Release of Broken Arrow schools audit nears, law firm’s role questioned

By Patrick B. McGuigan

Published: 01-Sep-2010

A second “exit interview” for members of the Broken Arrow Board of Education, ending late yesterday afternoon, again included the troubled district’s controversial law firm. Sessions for the board were conducted by investigators from the office of state Auditor & Inspector Steve Burrage.

Earlier this week, Broken Arrow Schools Superintendent Jarod Mendenhall announced a special board meeting on Thursday, September 2, at 5 p.m. At that time, the auditor’s office intends to release the final version of the state’s audit, ending a process that began in early 2009.

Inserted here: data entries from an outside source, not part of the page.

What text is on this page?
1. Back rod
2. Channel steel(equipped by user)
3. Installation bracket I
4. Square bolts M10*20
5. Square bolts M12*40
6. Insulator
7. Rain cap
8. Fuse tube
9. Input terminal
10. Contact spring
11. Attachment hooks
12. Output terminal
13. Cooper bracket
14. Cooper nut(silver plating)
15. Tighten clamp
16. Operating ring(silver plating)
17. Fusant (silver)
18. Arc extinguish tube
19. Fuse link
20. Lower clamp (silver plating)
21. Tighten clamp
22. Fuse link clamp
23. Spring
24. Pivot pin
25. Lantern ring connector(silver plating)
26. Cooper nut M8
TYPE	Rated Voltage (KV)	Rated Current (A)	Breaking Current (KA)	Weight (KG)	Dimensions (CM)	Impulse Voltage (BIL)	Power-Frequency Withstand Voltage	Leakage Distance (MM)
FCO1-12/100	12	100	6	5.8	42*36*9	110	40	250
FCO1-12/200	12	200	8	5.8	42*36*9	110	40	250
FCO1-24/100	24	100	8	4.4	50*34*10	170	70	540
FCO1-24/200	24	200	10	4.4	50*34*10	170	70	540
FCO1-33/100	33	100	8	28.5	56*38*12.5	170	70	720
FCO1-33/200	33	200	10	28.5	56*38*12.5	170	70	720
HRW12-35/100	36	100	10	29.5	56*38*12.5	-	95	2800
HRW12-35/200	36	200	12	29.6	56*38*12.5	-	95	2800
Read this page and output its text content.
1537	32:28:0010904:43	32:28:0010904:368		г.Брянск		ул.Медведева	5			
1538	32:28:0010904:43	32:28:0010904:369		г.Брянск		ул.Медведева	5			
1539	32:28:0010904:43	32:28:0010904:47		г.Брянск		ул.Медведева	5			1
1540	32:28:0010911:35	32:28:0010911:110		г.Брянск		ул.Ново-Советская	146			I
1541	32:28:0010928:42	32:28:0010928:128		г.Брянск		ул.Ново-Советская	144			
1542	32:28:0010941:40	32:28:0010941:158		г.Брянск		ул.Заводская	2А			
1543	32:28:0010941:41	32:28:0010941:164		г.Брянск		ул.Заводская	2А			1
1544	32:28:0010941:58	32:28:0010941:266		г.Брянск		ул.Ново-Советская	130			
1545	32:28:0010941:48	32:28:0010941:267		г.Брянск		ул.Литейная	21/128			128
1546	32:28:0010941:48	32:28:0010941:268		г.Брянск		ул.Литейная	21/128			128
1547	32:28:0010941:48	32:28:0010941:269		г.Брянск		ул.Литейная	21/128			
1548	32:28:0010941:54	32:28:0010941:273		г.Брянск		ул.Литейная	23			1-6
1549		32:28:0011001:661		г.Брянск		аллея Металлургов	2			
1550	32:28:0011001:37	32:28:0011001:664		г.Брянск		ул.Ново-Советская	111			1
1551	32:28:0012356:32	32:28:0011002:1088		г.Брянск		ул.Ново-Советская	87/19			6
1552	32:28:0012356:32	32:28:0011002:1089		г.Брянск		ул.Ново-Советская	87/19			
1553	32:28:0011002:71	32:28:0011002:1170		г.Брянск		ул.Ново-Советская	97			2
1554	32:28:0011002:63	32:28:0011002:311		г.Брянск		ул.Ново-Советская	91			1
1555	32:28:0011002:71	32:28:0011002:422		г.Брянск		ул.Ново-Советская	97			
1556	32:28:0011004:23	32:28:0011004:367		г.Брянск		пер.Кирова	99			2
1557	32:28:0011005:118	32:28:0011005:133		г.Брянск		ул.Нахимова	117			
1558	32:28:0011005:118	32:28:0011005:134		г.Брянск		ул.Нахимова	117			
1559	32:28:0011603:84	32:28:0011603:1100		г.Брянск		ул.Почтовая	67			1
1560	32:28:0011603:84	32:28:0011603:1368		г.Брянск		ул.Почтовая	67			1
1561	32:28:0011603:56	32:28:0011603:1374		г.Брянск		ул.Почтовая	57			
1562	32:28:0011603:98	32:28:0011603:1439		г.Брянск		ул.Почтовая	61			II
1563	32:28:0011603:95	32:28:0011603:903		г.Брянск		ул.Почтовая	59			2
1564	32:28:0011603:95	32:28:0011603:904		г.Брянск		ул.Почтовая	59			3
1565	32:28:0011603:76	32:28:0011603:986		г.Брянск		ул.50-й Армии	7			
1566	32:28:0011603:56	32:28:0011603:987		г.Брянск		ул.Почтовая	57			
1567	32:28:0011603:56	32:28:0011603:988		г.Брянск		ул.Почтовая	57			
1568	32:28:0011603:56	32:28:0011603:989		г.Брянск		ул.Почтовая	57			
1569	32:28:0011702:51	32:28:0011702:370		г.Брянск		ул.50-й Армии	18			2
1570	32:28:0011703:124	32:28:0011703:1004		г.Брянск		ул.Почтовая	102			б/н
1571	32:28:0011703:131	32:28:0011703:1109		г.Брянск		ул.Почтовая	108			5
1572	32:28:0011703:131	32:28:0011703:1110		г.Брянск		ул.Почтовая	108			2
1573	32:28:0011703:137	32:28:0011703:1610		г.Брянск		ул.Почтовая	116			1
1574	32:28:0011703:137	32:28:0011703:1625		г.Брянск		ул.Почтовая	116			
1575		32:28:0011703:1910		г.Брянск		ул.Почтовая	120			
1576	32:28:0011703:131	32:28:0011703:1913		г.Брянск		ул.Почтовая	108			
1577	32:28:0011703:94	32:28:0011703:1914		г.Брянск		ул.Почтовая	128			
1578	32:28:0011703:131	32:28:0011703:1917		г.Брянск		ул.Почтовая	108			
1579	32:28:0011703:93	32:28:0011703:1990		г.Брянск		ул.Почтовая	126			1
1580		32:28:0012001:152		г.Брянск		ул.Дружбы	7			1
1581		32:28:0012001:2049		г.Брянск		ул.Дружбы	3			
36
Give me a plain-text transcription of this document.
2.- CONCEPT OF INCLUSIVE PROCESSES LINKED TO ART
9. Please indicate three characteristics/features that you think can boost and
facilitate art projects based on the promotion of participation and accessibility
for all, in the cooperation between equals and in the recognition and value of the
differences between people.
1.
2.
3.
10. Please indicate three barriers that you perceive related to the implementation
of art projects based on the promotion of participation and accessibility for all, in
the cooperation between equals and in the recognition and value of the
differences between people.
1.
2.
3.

However, release of the audit will not end controversy and troubles for the school system. The Broken Arrow scandal has continued to accelerate in the past week, driven by multiple disclosures, including the start of a criminal investigative audit and circulation of an early draft of the audit. Sources say local, state and federal law enforcement officials are investigating the district’s governance, finances and other issues.

Additionally, CapitolBeatOK has learned that Broken Arrow School Board member Terry Stover raised, in a communication to a member of the auditor’s staff, serious concerns about involvement of the district’s law firm, Rosenstein, Fist & Ringold, in the exit interviews and the audit process.

Some critics of both the audit process and of the school district’s management believe the involvement of the law firm was unnecessary in terms of the exit interviews, especially in light of the firm’s apparent involvement in some matters audited.

These sources question why the law firm was included in the first and second exit interviews, while the general public was excluded.

In response to a question from CapitolBeatOK, spokesman Trey Davis of Auditor Burrage’s staff characterized Tuesday’s exit interviews as responsive to the district’s requests. He noted that Broken Arrow schools “requested a second exit conference regarding the findings in the special audit and we extended the offer to accommodate that request.”

Present at Tuesday’s meeting in Broken Arrow were Deputy State Auditor Michelle Day, Ricky Branch of the auditor’s staff, members of the School Board and Superintendent Mendenhall. Also present was Doug Mann, a leading player at the controversial Rosenstein, Fist & Ringold law firm. Two sessions were held with two board members, while a third session involved only one board member.

In response to CapitolBeatOK’s questions about Mann’s involvement for the law firm, Davis explained, “it isn’t unprecedented for a public entity’s legal counsel to be present at an exit conference.” Specifically, he noted that legal counsel for the Department of Public Safety was present at a recent exit conference touching that agency. Similarly, legal counsel for Cleveland County attended exit conferences regarding that jurisdiction’s financial audit.

Davis continued, “The Broken Arrow school district, upon receiving a Taxpayer Notice Letter, requested the special audit which will be released this Thursday [September 2]. State law requires that we share the audit’s findings with the school board and superintendent and withhold its public release for 14 days following the exit conference.”

The client for the present audit is the Broken Arrow public school district’s board of education. Davis said, “In presenting our findings, we met with our clients as required by law. We were prohibited from meeting in either open or executive session to present the findings so the general public was necessarily excluded to ensure compliance.”

The board has an attorney/client relationship with the Rosenstein, Fist & Ringold firm. Davis said, the firm “representing the board, were present at the request of its client.” Davis had observed in previous interview with CapitolBeat OK that “any board member could have requested the attorney be excluded when meeting with our office to review the audit findings.”

This week, Attorney General Drew Edmondson directed a criminal investigative audit be conducted to explore allegations of criminal wrongdoing in the district’s governance. CapitolBeatOK asked Davis if the auditor’s office is allowed to “follow the evidence” when doing audits — i.e. if criminal wrongdoing is found or suspected, can that be pursued as part of that audit, or is there a limit on the agency’s scope in audits?

Davis explained, “the scope of an audit is initially determined by the client, in this case, Broken Arrow Public Schools. The allegations contained in the Taxpayer Notice Letter served as the basis for the scope of the audit.”

Ricky Branch, a director in the auditor’s office, worked with former Superintendent Gary Gerber “to determine the audit’s objectives. Broken Arrow Public Schools selected on an almost three-year period for the audit,” Davis told CapitolBeatOK.

Davis continued, “During the course of an auditor’s field work, the initial goal is to identify those records and other documents responsive to a specific objective. An auditor is not prohibited from going outside the scope of the audit if his or her review and analysis of available documents and/or interviews or conversations warrant it. The auditor may also review records or documents outside the timeline of the audit if it is relevant.”

Davis concluded, “We are not authorized, however, to audit private businesses or individuals or to obtain private records of individuals or records from private businesses. The attorney general or a district attorney have police powers which extend beyond the authority of this office. The prohibitions which restrict our investigative efforts to public sector entities and employees do not apply” to the state Attorney General or the local District Attorney.

CapitolBeatOK will be exploring other aspects of the Broken Arrow school controversy in subsequent stories.